Non-immune HCW should be vaccinated. The need for vaccination should preferably be determined in a pre-employment environment. Because a small number of HCW will be seronegative despite giving a history varicella, the most rigorous approach is to serologically confirm immunity in all HCW.8 This may be particularly important for HCW who have contact with high-risk patients such as pregnant women and neonates. At the very least, HCW with negative or uncertain history should be sero-tested.

A mild rash may occur in < 5% of vaccinated adults in the six weeks following vaccination. Staff with a generalised rash should be excluded from care of high-risk patients for the duration of the rash. More commonly, a localised minor rash should pose little risk of transmission, particularly if it can be covered. Discussion with an infectious diseases physician or infection control department, with consideration of the type of patient contact the HCW would have will help guide the decision to redeploy. The vaccine strain is not transmitted via the respiratory route.


Varicella is a common viral illness in the community, with a significant impact on non-immune pregnant women and their babies.
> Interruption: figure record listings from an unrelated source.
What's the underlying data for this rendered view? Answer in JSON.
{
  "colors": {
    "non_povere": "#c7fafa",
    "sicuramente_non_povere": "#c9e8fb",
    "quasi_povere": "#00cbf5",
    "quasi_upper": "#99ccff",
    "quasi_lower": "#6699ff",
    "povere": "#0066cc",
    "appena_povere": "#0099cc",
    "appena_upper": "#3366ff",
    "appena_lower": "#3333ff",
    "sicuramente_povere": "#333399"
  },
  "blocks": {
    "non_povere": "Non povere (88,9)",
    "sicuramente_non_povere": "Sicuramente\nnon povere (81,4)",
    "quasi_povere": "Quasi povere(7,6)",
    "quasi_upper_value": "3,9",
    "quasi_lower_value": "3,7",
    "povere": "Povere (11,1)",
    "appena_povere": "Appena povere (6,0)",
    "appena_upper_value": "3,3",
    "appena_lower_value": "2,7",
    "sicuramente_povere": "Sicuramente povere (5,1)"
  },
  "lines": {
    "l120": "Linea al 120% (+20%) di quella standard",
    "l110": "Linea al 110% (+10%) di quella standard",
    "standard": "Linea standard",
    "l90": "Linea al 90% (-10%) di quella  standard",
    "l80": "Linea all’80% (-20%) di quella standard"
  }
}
Nosocomial transmission is a potentially controllable occurrence and staff should be aware of their immune status. Women of child-bearing age should also be aware of their serostatus and be offered the varicella vaccine when appropriate.

Case scenario

Busy antenatal clinics and general practice waiting rooms are high-risk areas for transmission of infections. Recently, an antenatal patient in the early stages of varicella sat in a waiting area with antenatal and oncology patients for one hour. Follow up of 105 patient contacts was required, with 26 needing serological testing because of uncertain varicella history. Four patients (three pregnant and one postnatal) required ZIG as they were not immune.

This incident caused unnecessary anxiety for many patients, especially those pregnant or visiting babies in the neonatal unit and those with neoplasias. Significant staff time was also required from infection control, infectious diseases, laboratory services, outpatient department ward clerks and interpreter services. This situation was avoidable as a patient with a rash should have been triaged to a separate room, rather than be allowed to sit in a busy waiting area with other patients.

It is important that reception and triage staff are aware of the risk and impact that varicella can have. The presentation of any patient or visitor to the hospital or clinic with a rash should trigger immediate clinical assessment and appropriate isolation if required.